Tudo não, ainda que todas as guerras sejam brutais e levem a fazer coisas impensáveis em tempos de paz, há sempre momentos de humor. Nos campos de concentração os judeus inventavam as melhores anedotas sobre eles próprios, as mulheres trocavam receitas de cozinha com os mais sofisticados ingredientes, rir sobre si ou as piores circunstâncias é um antídoto para suportar as cruéis provações.
Reconhece no momento que vivemos atualmente várias semelhanças e pontos de contacto com os factos históricos narrados no livro?
Há semelhanças com os conflitos atuais. O poder, a conquista de territórios, os abusos, a tirania, a destruição, a fuga de milhares de pessoas nas piores condições, são as mesmas vividas pelos liberais na época do Lázaro do Porto.
Acredita que a Humanidade aprende com os erros cometidos noutros momentos históricos?
Não aprende, porque somos poucos os que nos lembramos do que foram as duas grandes guerras do século XX. Haverá sempre dominadores e dominados, o homem é o animal mais feroz porque não mata o seu semelhante por necessidade de se alimentar. A iliteracia não ajuda, quem não lê, desconhece a História, não sente nem vê os sinais que antecedem as catástrofes. Ninguém reagiu com a anexação da Crimeia, no entanto foi o prenúncio do que está a acontecer.
A decisão que tomou de viver em Portugal, como já disse anteriormente, teve muito que ver com a paixão pela cultura local. Só mais tarde se apercebeu plenamente da riqueza também da sua História?
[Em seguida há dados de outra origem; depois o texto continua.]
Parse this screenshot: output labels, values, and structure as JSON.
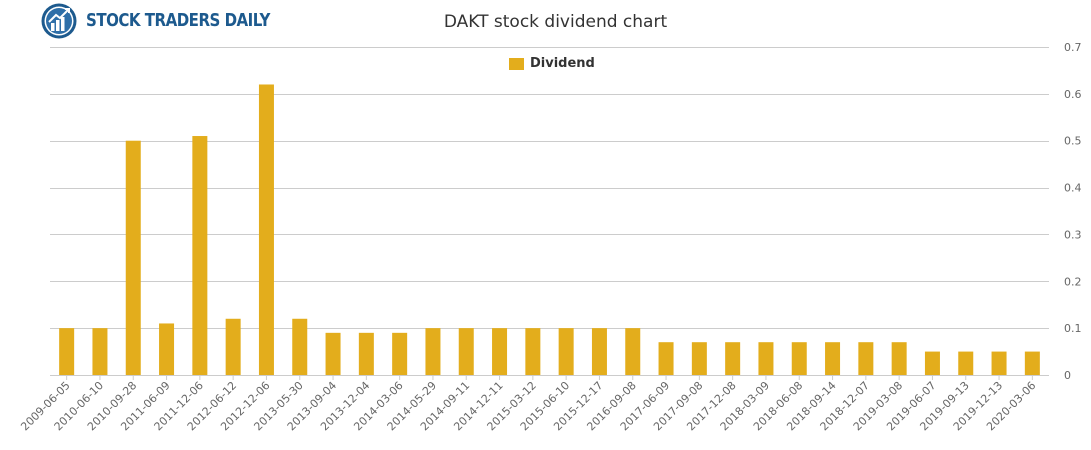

A minha curiosidade levou a interessar-me pela vida, costumes, culinária, linguagem, História dos países onde vivi e não só. Conheço todo Portugal e a sua História é fascinante. A minha trilogia que começa com "O Segredo da Bastarda", continua com "O Guardião de Livros" e acaba com "O Lázaro do Porto ou O Triunfo dos Liberais", é a prova desse interesse e amor pelo país em que vivo há dezenas de anos e no qual criei raízes e quatro filhos, oito netos e um bisneto.
Desde que publicou originalmente o "Lázaro do Porto" até hoje já escreveu vários outros livros. É muito diferente a sua visão da escrita e da literatura da que tinha na altura?
A diferença pode estar na minha atitude. A idade torna-nos mais seletivos, mais exigentes, exijo mais dos autores que leio e da minha escrita. Se não encontro o ritmo e a musicalidade num texto que estou a escrever, não continuo, deito-o fora. Há livros que recomecei a escrever várias vezes até encontrar o tom certo, por isso demoro alguns anos a acabar um romance. Há uma grande mudança no mundo literário e da edição, restam poucos editores independentes, quase todos devem obedecer às leis do mercado e essas leis são diabólicas.
O ensino da escrita criativa é uma das suas paixões, tendo até desenvolvido o seu próprio método. Quais os seus principais traços distintivos?
O humor, os jogos com as palavras, ensinar que o nosso corpo é um repositório de histórias, que todos temos muito para contar. Libertar-nos das amarras que nós próprios pusemos na nossa mente, a autocrítica.
Entre Portugal e a Argentina, em termos históricos e culturais, há mais em comum do que poderíamos pensar?
Os argentinos tiveram a sua independência e constituição também no princípio do século XIX. É um país latino, e as semelhanças são muitas. Portugal é um lugar que sinto como se fosse meu, onde gosto de viver hoje. Mas a minha experiência de vida desde que desembarquei dava para dez entrevistas, cheguei numa época cinzenta e hoje brilha o sol.